The problem with featured snippets is that, from the user’s perspective, these results seem to be very trustworthy – they’re featured at the top of the results page, after all. Since Google first introduced them years ago, they’ve only become more prevalent over time, but just like the rest of Google’s search results, snippets are algorithmically populated, not programmed by curators. humans.
Google says it’s rolling out an under-the-hood change that should improve the answers people see in those information boxes at the top of many search results pages. According to Google, a new AI model called the “Unified Multitasking Model” allows its search ranking system to check its own work, in a way. The AI model accomplishes this by cross-referencing the top bold text portion of a search snippet result with established high-quality search results to see if they say the same thing, even if they do. with different wording.
“We found that this consensus-based technique significantly improved the quality and usefulness of featured snippet captions,” Pandu Nayak, VP of Google Search, wrote in a blog post.
Another problem, according to Google, is that sometimes the search engine provides reasonable answers to a search query that is itself flawed. Google’s latest AI model should also help its results ranking system understand when displaying results in a snippet isn’t appropriate because the premise of the question is wrong. The company says featured snippets now appear 40% less in these cases.

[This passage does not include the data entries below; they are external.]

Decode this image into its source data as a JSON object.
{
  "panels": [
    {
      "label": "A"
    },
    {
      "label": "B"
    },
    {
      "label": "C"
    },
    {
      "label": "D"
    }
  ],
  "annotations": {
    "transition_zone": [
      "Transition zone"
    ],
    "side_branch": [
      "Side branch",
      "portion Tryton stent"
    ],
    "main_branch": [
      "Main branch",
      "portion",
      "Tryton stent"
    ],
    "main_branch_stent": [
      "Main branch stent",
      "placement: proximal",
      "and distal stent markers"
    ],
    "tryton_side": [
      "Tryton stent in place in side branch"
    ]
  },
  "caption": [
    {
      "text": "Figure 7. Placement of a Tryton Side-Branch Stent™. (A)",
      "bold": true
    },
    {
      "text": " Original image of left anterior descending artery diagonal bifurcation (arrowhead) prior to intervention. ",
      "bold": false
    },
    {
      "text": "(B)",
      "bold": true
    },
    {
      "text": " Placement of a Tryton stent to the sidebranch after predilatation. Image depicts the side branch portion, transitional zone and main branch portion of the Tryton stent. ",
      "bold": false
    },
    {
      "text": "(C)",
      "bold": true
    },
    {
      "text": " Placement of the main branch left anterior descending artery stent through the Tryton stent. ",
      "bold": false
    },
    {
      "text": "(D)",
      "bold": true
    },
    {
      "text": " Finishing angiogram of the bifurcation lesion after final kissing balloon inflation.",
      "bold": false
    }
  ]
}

“This is especially useful for questions where there is no answer: For example, a recent search for ‘when did snoopy murder Abraham Lincoln’ returned a snippet highlighting a specific date and information about Lincoln’s assassination, but that’s clearly not the most useful way to display that outcome,” Nayak wrote.
Google also announced that it would expand its use of warning messages for searches that fail to produce results in which the search engine has “high confidence”. The company already uses these content advisories for emerging topics that lack established search results, but says it will now deploy them in cases where overall search results don’t meet its quality standards.